Friday, April 17, 2009

Day 32: Straight Outta Frodsham

Today's soundtrack: N.W.A. - Straight Outta Compton

Last day with the boys today, so making the most of having them around. The day started with just Son No 1 and myself in da house, so we busied ourselves playing the adventure game we bought the day before in Manchester - 'The Longest Journey', a prequel to a game called 'Dreamfall'. The two games came packaged together, and although I missed them when they came out, they appear to have won shedloads of awards from the computer gaming fraternity at the time.

So for a happy few hours, I adopted the persona of 'April Ryan', an 18 year old art student from the 23rd Century, as she swapped between a fantasy dreamworld and the reality of student life. Back in the day, there used to be loads of adventure games of this type - the real 'hardcore' games being text-only - now they are a very small niche indeed, so it was good to find a couple of games still available. They must have cost a bomb to produce, and I suspect sold relatively few copies - so they are probably amongst the last of a dying breed. Great fun though, if you've got the time and the patience to play them.

Son No 2 arrived back from Preston around half eleven, and the boys headed off back down South after I'd filled them up with sausage and bacon sandwiches using the last of the bread. Great to spend some time with the boys over the last couple of days, and especially nice to see them both at the same time, something that happens very rarely now they are both grown up and living their own lives at opposite ends of the country.

Once they'd gone the house felt very empty indeed - so to take my mind off the emptiness, I loaded up the second of the two games we'd bought yesterday - this being the online version of the Lord of the Rings. This time I adopted the persona of a (male) elf from Rivendell, battling goblins alongside dwarfs somewhere in Middle Earth.

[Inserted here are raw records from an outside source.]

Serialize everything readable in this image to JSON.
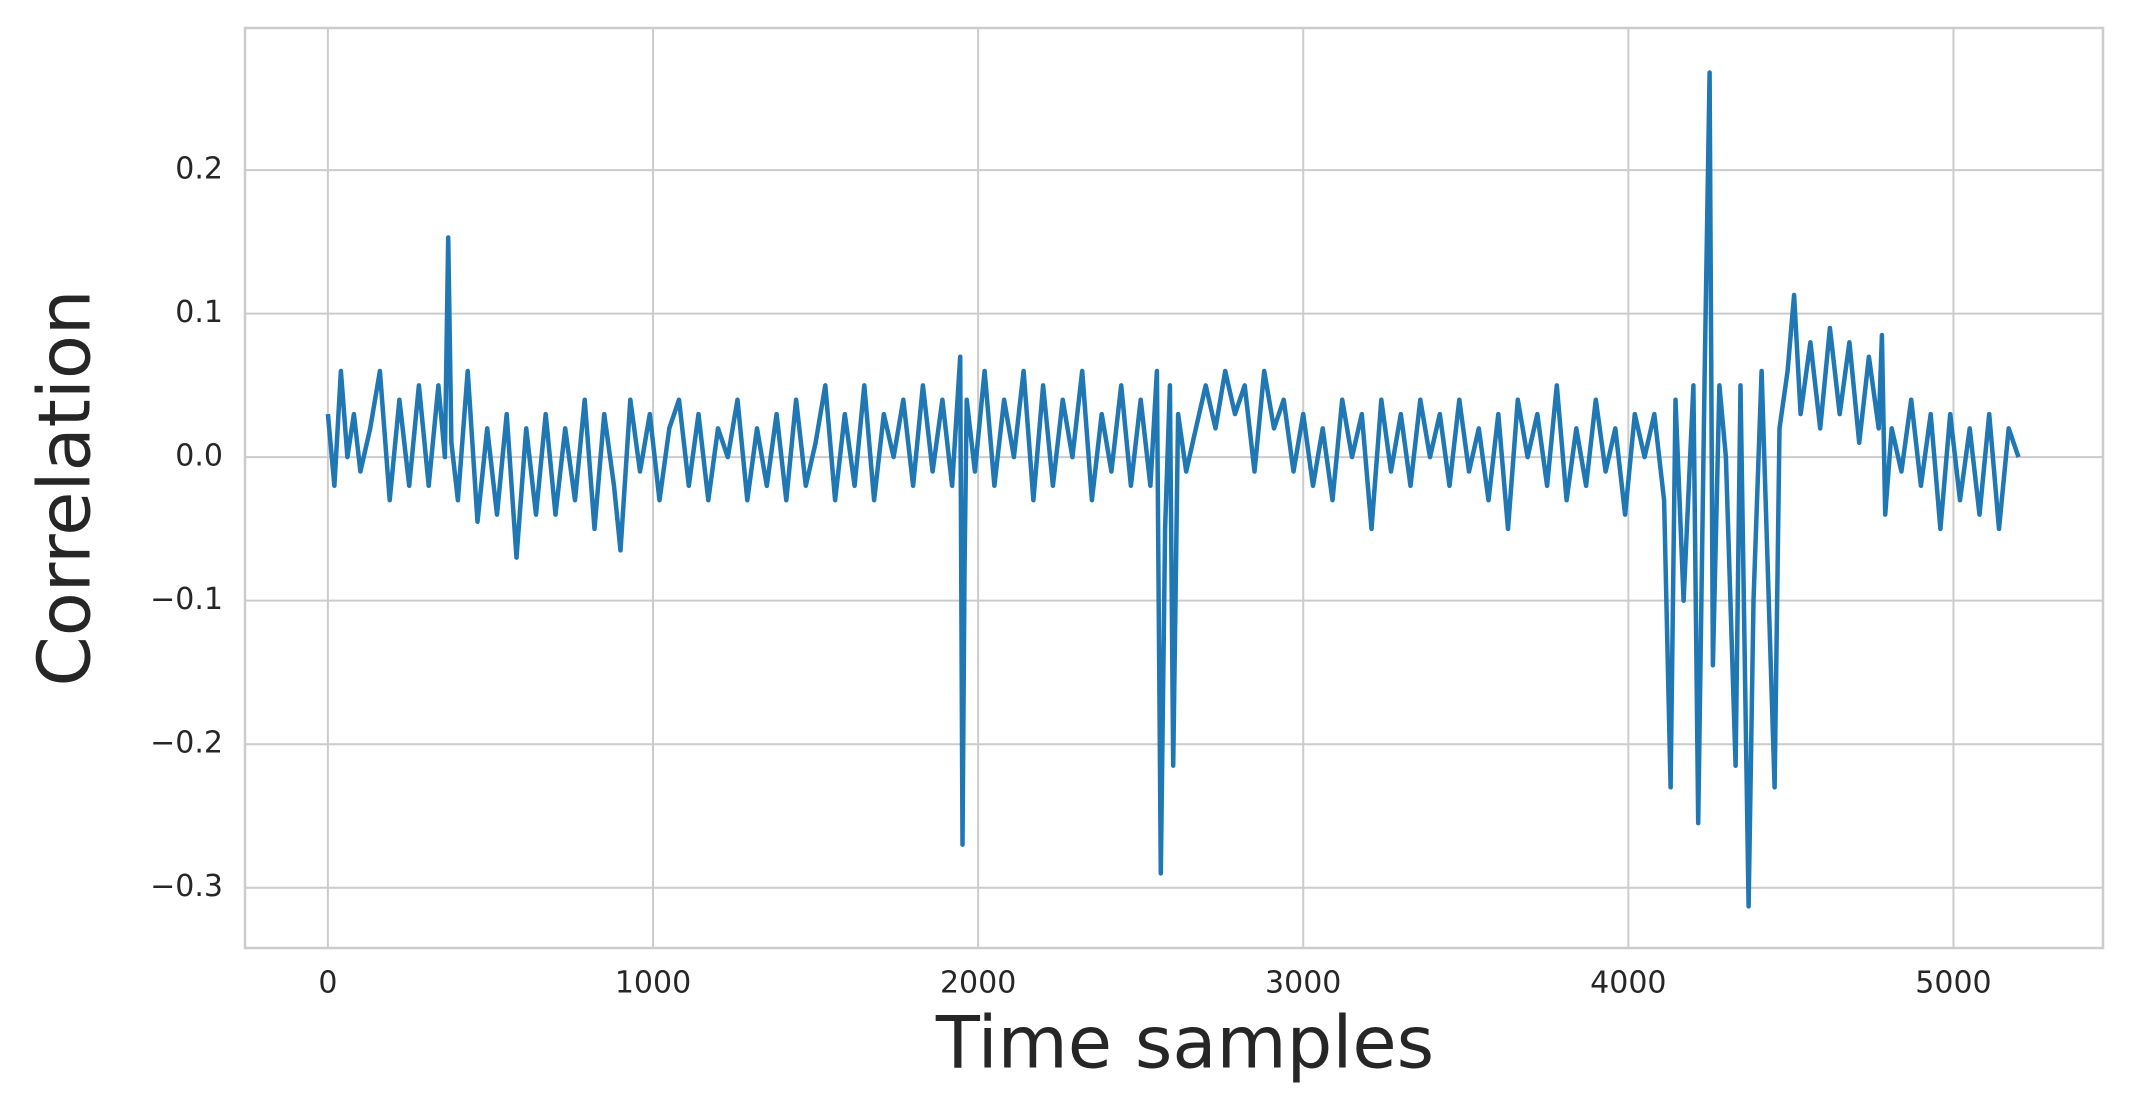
{
  "chart_data": {
    "type": "line",
    "xlabel": "Time samples",
    "ylabel": "Correlation",
    "color": "#1f77b4",
    "grid": true,
    "xlim": [
      -255,
      5460
    ],
    "ylim": [
      -0.342,
      0.299
    ],
    "xticks": [
      0,
      1000,
      2000,
      3000,
      4000,
      5000
    ],
    "yticks": [
      {
        "value": -0.3,
        "label": "−0.3"
      },
      {
        "value": -0.2,
        "label": "−0.2"
      },
      {
        "value": -0.1,
        "label": "−0.1"
      },
      {
        "value": 0,
        "label": "0.0"
      },
      0.1,
      0.2
    ],
    "x": [
      0,
      20,
      40,
      60,
      80,
      100,
      130,
      160,
      190,
      220,
      250,
      280,
      310,
      340,
      360,
      370,
      380,
      400,
      430,
      460,
      490,
      520,
      550,
      580,
      610,
      640,
      670,
      700,
      730,
      760,
      790,
      820,
      850,
      880,
      900,
      930,
      960,
      990,
      1020,
      1050,
      1080,
      1110,
      1140,
      1170,
      1200,
      1230,
      1260,
      1290,
      1320,
      1350,
      1380,
      1410,
      1440,
      1470,
      1500,
      1530,
      1560,
      1590,
      1620,
      1650,
      1680,
      1710,
      1740,
      1770,
      1800,
      1830,
      1860,
      1890,
      1920,
      1945,
      1952,
      1958,
      1965,
      1990,
      2020,
      2050,
      2080,
      2110,
      2140,
      2170,
      2200,
      2230,
      2260,
      2290,
      2320,
      2350,
      2380,
      2410,
      2440,
      2470,
      2500,
      2530,
      2550,
      2562,
      2575,
      2590,
      2600,
      2615,
      2640,
      2670,
      2700,
      2730,
      2760,
      2790,
      2820,
      2850,
      2880,
      2910,
      2940,
      2970,
      3000,
      3030,
      3060,
      3090,
      3120,
      3150,
      3180,
      3210,
      3240,
      3270,
      3300,
      3330,
      3360,
      3390,
      3420,
      3450,
      3480,
      3510,
      3540,
      3570,
      3600,
      3630,
      3660,
      3690,
      3720,
      3750,
      3780,
      3810,
      3840,
      3870,
      3900,
      3930,
      3960,
      3990,
      4020,
      4050,
      4080,
      4110,
      4130,
      4145,
      4170,
      4200,
      4215,
      4235,
      4250,
      4260,
      4280,
      4300,
      4330,
      4345,
      4370,
      4385,
      4410,
      4450,
      4465,
      4490,
      4510,
      4530,
      4560,
      4590,
      4620,
      4650,
      4680,
      4710,
      4740,
      4770,
      4780,
      4790,
      4810,
      4840,
      4870,
      4900,
      4930,
      4960,
      4990,
      5020,
      5050,
      5080,
      5110,
      5140,
      5170,
      5200
    ],
    "values": [
      0.03,
      -0.02,
      0.06,
      0.0,
      0.03,
      -0.01,
      0.02,
      0.06,
      -0.03,
      0.04,
      -0.02,
      0.05,
      -0.02,
      0.05,
      0.0,
      0.153,
      0.01,
      -0.03,
      0.06,
      -0.045,
      0.02,
      -0.04,
      0.03,
      -0.07,
      0.02,
      -0.04,
      0.03,
      -0.04,
      0.02,
      -0.03,
      0.04,
      -0.05,
      0.03,
      -0.02,
      -0.065,
      0.04,
      -0.01,
      0.03,
      -0.03,
      0.02,
      0.04,
      -0.02,
      0.03,
      -0.03,
      0.02,
      0.0,
      0.04,
      -0.03,
      0.02,
      -0.02,
      0.03,
      -0.03,
      0.04,
      -0.02,
      0.01,
      0.05,
      -0.03,
      0.03,
      -0.02,
      0.05,
      -0.03,
      0.03,
      0.0,
      0.04,
      -0.02,
      0.05,
      -0.01,
      0.04,
      -0.02,
      0.07,
      -0.27,
      -0.08,
      0.04,
      -0.01,
      0.06,
      -0.02,
      0.04,
      0.0,
      0.06,
      -0.03,
      0.05,
      -0.02,
      0.04,
      0.0,
      0.06,
      -0.03,
      0.03,
      -0.01,
      0.05,
      -0.02,
      0.04,
      -0.02,
      0.06,
      -0.29,
      -0.05,
      0.05,
      -0.215,
      0.03,
      -0.01,
      0.02,
      0.05,
      0.02,
      0.06,
      0.03,
      0.05,
      -0.01,
      0.06,
      0.02,
      0.04,
      -0.01,
      0.03,
      -0.02,
      0.02,
      -0.03,
      0.04,
      0.0,
      0.03,
      -0.05,
      0.04,
      -0.01,
      0.03,
      -0.02,
      0.04,
      0.0,
      0.03,
      -0.02,
      0.04,
      -0.01,
      0.02,
      -0.03,
      0.03,
      -0.05,
      0.04,
      0.0,
      0.03,
      -0.02,
      0.05,
      -0.03,
      0.02,
      -0.02,
      0.04,
      -0.01,
      0.02,
      -0.04,
      0.03,
      0.0,
      0.03,
      -0.03,
      -0.23,
      0.04,
      -0.1,
      0.05,
      -0.255,
      0.06,
      0.268,
      -0.145,
      0.05,
      0.0,
      -0.215,
      0.05,
      -0.313,
      -0.1,
      0.06,
      -0.23,
      0.02,
      0.06,
      0.113,
      0.03,
      0.08,
      0.02,
      0.09,
      0.03,
      0.08,
      0.01,
      0.07,
      0.02,
      0.085,
      -0.04,
      0.02,
      -0.01,
      0.04,
      -0.02,
      0.03,
      -0.05,
      0.03,
      -0.03,
      0.02,
      -0.04,
      0.03,
      -0.05,
      0.02,
      0.0
    ]
  }
}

I am nothing if not versatile.

No fancy cooking today (apart from a very tasty French 'Rustic' loaf, involving three (count 'em!) different types of flour) - Mrs W and I dined on Steak Pie and Chips and Gravy (yummy!) tonight, whilst watching an episode of Dexter...yes, another programme involving serial killers, but one in which the twist is that the serial killer is actually our hero! Very good indeed.

Today's blog title obviously comes from the name of the album playing in the background as I type. It should be a Half Man Half Biscuit album title really...assuming it isn't already!

So what's a nice, professional, white middle-class boy like you doing listening to hard core rap, you might be asking? Well, it's pretty good, is why. I'm not a great fan of rap or hip-hop, but there are elements of the genre that I really like. Early Sugarhill (Rapper's Delight, Grandmaster Flash, Funky Four + One), Public Enemy and NWA just about covers it, although there is some Jay-Z, Kanye and even some Eminem lurking on iTunes somewhere. I never really got into the Tupac/Notorious B.I.G. stuff though.

NWA come, as you might expect, from Compton, California. The original group included Ice Cube, Dr Dre and Eazy-E, who all went on to further success rapping, acting and producing - but this, their first album, really established a new genre - Gangsta Rap - that hadn't existed previously. Hard-hitting, openly violent and misogynous in equal measure, it out-punked punk in its anti-establishment stance, and was seen as genuinely subversive at a time when inner-city rioting and racial tension was endemic in parts of America.



Watching that reminded me of the greatest series to appear on television in recent years, 'The Wire'. Filmed by HBO in Baltimore, over five series it covers a range of topics relating to life in that city, initially focusing upon the drug wars between the police and rival gangs of dealers, but later covering schooling, politics, labour disputes in the docks and the role of the media in reporting what is happening in the city. There are no 'heroes' in this drama - nor any overt judgments - and you get to see what's happening from all sides, enabling you to relate as easily to the drug barons as to the law and the politicians.

The Wire creeps up on you slowly - there are no easy resolutions, no 'cases solved' at the end of each episode, and events in series one may have no real impact until later series. Major characters are not guaranteed to survive, and the good guys don't always win. The street language can be impenetrable at times.

But over time you attune yourself to the language. You identify with characters on both sides of the moral divide. And suddenly you need your fix. You may not make it past the first two episodes - but if you do, it will have you all the way to the end.